'Round these parts in the South Plains, they call Tony Bradford Jr. the Mayor. Like most monikers, it started as a joke.
This time last year, Bradford believed his time at Texas Tech was ending after four good years as a staple on the defensive line. Joey McGuire had other plans. The then-first-year head coach kickstarted a re-election campaign. The Red Raiders needed their team mayor back for one last season in the red and black. So Bradford took his extra year of eligibility and assumed his title. Lubbock's other mayor, Tray Payne, was okay with sharing.
Ahead of his final game at Jones AT&T Stadium Saturday afternoon against UCF, the football mayor announced a plan to give back to the community that's embraced him over the past five years. In partnership with the nonprofit 100 Black Men of West Texas and United Supermarkets, Tony's Turkey Giveaway will occur Monday, Nov. 20, from 11:00 a.m. to 1:00 p.m. outside Community Baptist Church.
Because some titles carry added responsibility with them.
"I've got to do my part as the mayor," Bradford said.
McGuire's re-election ribbing helped Bradford complete unfinished business off the football field. This turkey drive had been an unfulfilled dream of Bradford's for years because it was financially infeasible.
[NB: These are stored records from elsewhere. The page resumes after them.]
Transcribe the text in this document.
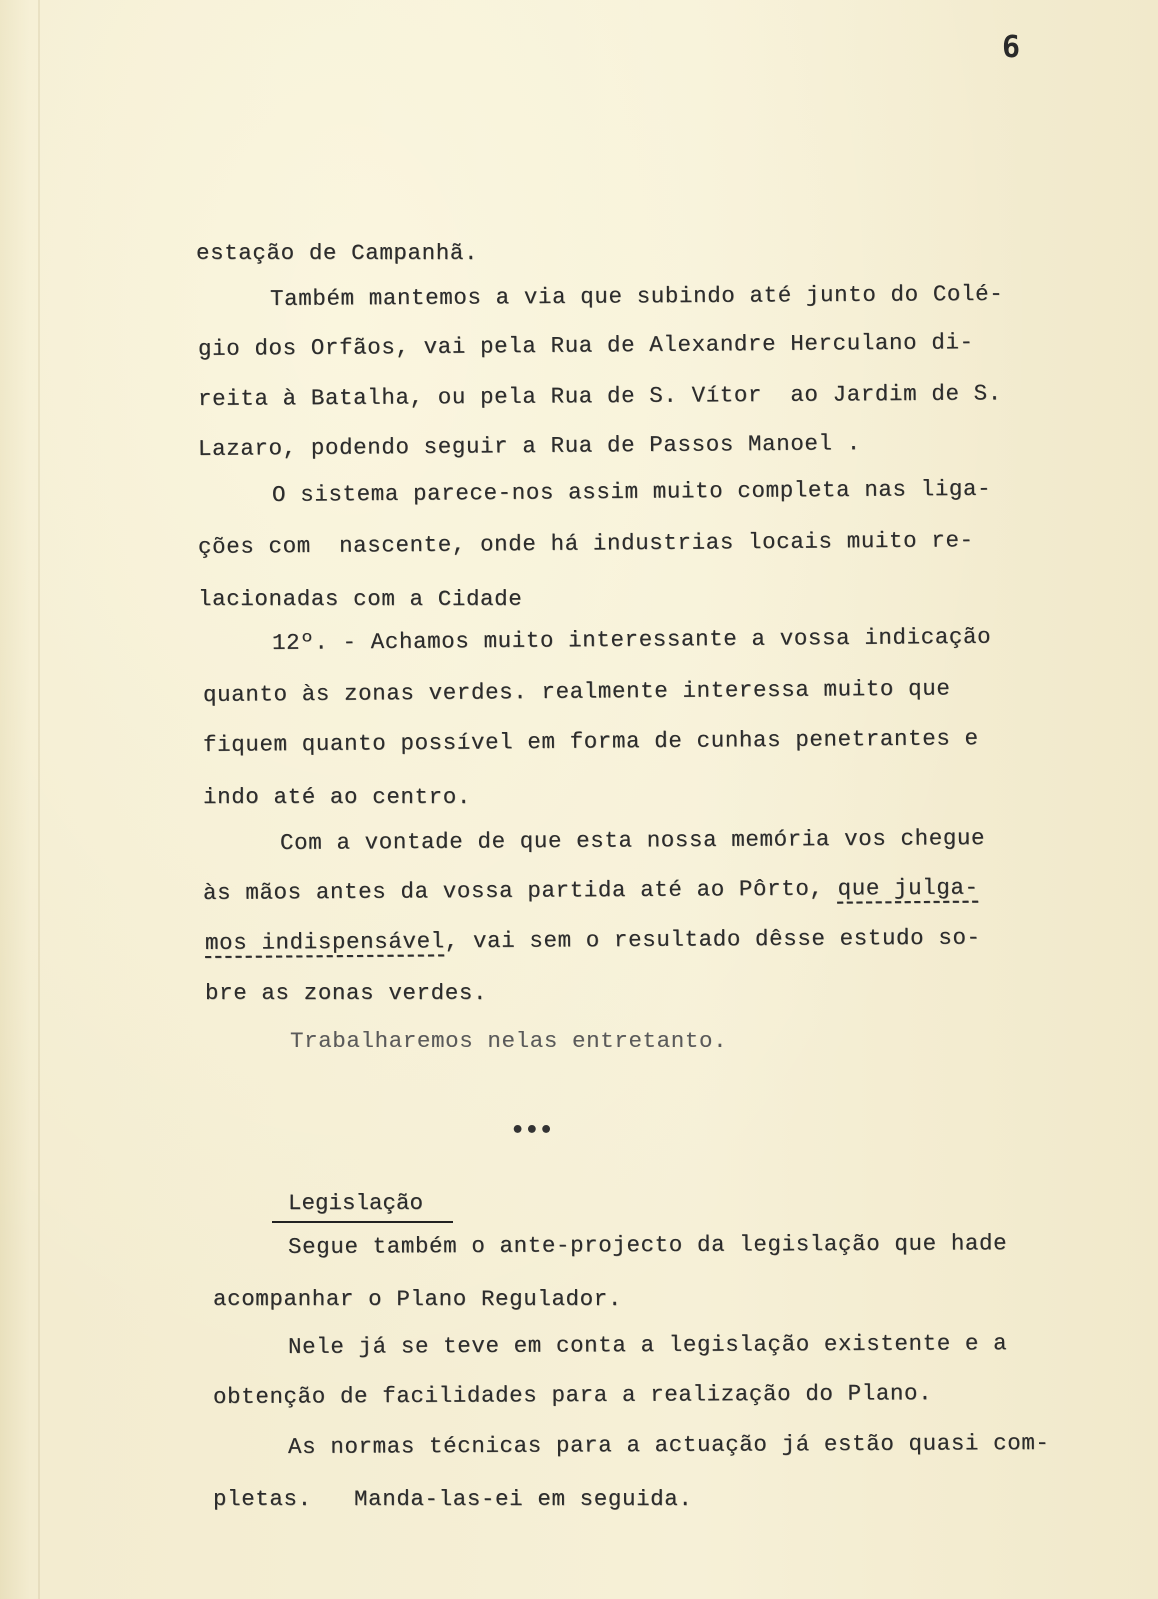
6
estação de Campanhã.
Também mantemos a via que subindo até junto do Colé-
gio dos Orfãos, vai pela Rua de Alexandre Herculano di-
reita à Batalha, ou pela Rua de S. Vítor  ao Jardim de S.
Lazaro, podendo seguir a Rua de Passos Manoel .
O sistema parece-nos assim muito completa nas liga-
ções com  nascente, onde há industrias locais muito re-
lacionadas com a Cidade
12º. - Achamos muito interessante a vossa indicação
quanto às zonas verdes. realmente interessa muito que
fiquem quanto possível em forma de cunhas penetrantes e
indo até ao centro.
Com a vontade de que esta nossa memória vos chegue
às mãos antes da vossa partida até ao Pôrto, que julga-
mos indispensável, vai sem o resultado dêsse estudo so-
bre as zonas verdes.
Trabalharemos nelas entretanto.
•••
Legislação
Segue também o ante-projecto da legislação que hade
acompanhar o Plano Regulador.
Nele já se teve em conta a legislação existente e a
obtenção de facilidades para a realização do Plano.
As normas técnicas para a actuação já estão quasi com-
pletas.   Manda-las-ei em seguida.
But through Texas Tech's nonprofit NIL collective, The Matador Club, and personal savings, Bradford could see this project through in his final year in Lubbock. He'll buy 100 turkeys, and 100 Black Men of West Texas is partnering with United Supermarkets to supply another 100.
“Every holiday season, I've always just remembered those who contributed to my life and helped me and my family out as we were going through tough times," Bradford said. "I've always told myself that, 'If I get a chance to where I'm in a position where I'm blessed enough to help others, I'm going to always do that.'"
Before becoming one of Tech's most popular players, Bradford grew up in Houston as the oldest of ten siblings with divorced parents. While his mom and dad worked hard to support the family, the eldest child grew up the fastest so he could be a mature example for all his brothers and sisters.
"I just wanted to show them no matter what the situation may be, you can always find some good out of something and make the best of what you got," Bradford said.
Houston laid his foundation, but he'll forever tell people he's from Lubbock, too. His legacy at Texas Tech extends past football and into community service. The turkey drive is just the final act.
Whenever his playing days wind down, Bradford intends to pursue a career in law enforcement. He'll start as a patrolman, then work his way up the ranks until he's hopefully the police chief of a major city. Texas Tech helped prepare him for his criminal justice ambitions and NFL ones. He's worked as a security guard for the Texas Tech police department during offseasons since 2020. In February, he even left his mayor's office at the Texas Tech football facility to venture to the mayor's office at City Hall for a first responders luncheon.
So if you're by Community Baptist Church next Monday, stop by to see Tony Bradford Jr. - the football player, the mayor, the security guard, the Red Raider.